An area of drought has crept up in south Florida including the Everglades. That wasn't anticipated, at least by me, in El Niño year as almost all of the southeast gets a soaking. Montana and Idaho drought continues. Mountain fires anticipated there later in the summer. West Texas drought expanded into the Laredo area of the Rio Grande. No change in Kansas or the southwest. This week marked the end of the parade of west to east storms along the Gulf Coast. Maybe El Niño is fading to the ENSO neutral?

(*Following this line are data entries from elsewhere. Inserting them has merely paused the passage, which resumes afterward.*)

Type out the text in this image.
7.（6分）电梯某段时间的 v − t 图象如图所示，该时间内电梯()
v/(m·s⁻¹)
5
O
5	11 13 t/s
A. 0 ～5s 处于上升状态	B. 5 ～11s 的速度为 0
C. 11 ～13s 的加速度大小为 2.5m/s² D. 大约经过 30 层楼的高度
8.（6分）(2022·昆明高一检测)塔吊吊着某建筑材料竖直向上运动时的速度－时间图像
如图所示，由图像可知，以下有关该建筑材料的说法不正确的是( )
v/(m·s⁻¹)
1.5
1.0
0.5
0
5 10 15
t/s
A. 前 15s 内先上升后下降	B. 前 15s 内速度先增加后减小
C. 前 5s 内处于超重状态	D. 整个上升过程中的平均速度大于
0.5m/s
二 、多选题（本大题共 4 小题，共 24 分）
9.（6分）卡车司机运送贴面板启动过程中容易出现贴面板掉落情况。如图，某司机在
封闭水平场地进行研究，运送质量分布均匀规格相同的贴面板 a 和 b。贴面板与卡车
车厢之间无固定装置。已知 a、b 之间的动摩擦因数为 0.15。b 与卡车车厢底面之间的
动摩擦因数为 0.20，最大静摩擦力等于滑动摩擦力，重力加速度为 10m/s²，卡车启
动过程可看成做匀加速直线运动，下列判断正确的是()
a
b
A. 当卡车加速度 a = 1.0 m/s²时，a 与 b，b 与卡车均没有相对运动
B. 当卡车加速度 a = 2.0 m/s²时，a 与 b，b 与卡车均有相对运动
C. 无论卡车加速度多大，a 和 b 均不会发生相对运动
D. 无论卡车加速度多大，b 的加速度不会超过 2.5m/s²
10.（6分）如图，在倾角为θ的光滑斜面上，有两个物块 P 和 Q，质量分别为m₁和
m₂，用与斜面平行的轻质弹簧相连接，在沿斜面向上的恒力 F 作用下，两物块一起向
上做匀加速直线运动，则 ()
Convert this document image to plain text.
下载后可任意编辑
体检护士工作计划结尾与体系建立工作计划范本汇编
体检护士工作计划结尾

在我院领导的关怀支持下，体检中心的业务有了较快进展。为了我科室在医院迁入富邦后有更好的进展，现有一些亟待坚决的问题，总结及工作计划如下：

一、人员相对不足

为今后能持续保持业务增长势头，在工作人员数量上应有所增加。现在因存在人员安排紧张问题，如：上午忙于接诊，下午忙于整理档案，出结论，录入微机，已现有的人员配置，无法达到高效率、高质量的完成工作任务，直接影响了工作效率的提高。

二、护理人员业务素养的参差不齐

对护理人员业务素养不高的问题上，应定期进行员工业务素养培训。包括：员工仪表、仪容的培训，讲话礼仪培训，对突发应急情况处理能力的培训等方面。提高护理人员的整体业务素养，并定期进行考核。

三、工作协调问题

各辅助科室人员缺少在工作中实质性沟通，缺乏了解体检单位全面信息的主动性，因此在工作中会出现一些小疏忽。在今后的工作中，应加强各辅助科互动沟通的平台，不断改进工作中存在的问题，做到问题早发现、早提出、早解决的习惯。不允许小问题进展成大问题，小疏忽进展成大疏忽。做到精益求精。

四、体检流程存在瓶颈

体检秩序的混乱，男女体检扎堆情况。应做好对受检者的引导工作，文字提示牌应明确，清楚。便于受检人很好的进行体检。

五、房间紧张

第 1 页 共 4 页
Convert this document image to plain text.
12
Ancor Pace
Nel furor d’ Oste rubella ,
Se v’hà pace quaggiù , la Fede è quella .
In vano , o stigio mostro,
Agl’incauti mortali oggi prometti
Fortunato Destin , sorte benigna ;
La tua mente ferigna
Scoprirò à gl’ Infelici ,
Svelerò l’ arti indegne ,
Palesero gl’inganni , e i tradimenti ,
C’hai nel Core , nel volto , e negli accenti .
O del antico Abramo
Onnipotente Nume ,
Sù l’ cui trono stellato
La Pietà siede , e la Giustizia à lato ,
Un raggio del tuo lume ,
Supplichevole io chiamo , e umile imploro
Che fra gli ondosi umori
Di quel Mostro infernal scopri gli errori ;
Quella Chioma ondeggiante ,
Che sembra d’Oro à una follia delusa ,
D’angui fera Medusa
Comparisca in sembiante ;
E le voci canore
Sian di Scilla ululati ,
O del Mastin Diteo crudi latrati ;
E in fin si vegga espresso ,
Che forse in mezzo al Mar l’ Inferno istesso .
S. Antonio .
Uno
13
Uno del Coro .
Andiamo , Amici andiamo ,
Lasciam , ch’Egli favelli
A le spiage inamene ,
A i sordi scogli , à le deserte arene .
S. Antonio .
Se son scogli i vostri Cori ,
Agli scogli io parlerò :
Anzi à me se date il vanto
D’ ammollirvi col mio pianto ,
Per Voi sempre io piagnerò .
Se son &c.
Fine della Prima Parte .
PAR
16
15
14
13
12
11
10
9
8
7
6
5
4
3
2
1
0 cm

There are some constraints though based on theory. Precipitation has to increase globally by 1-2% per degree C. The water sucking capacity of the atmosphere will increase because of potential evapotranspiration going up. I do think some of those assumptions are based on constant RH though? I also seem to recall that there are some uncertainties about how RH is actually changing regionally (although I think it’s decreasing globally)??
I’ll concede that if the general circulation is perturbed enough by climate change, then you could definitely get a different distribution of where the wet and dry areas are. But the wet/dry season climate of the PNW seems to fit the theoretical paradigm pretty well, better than many other areas certainly.
I'm not shy about being critical of Israel, but Hezbollah has been lobbing rockets at northern Israel for months, and now that the dry season is kicking in those rockets are starting to kick off brush fires. No country would put up with that sort of aggression indefinitely. Hezbollah is going to drag Lebanon into the conflict.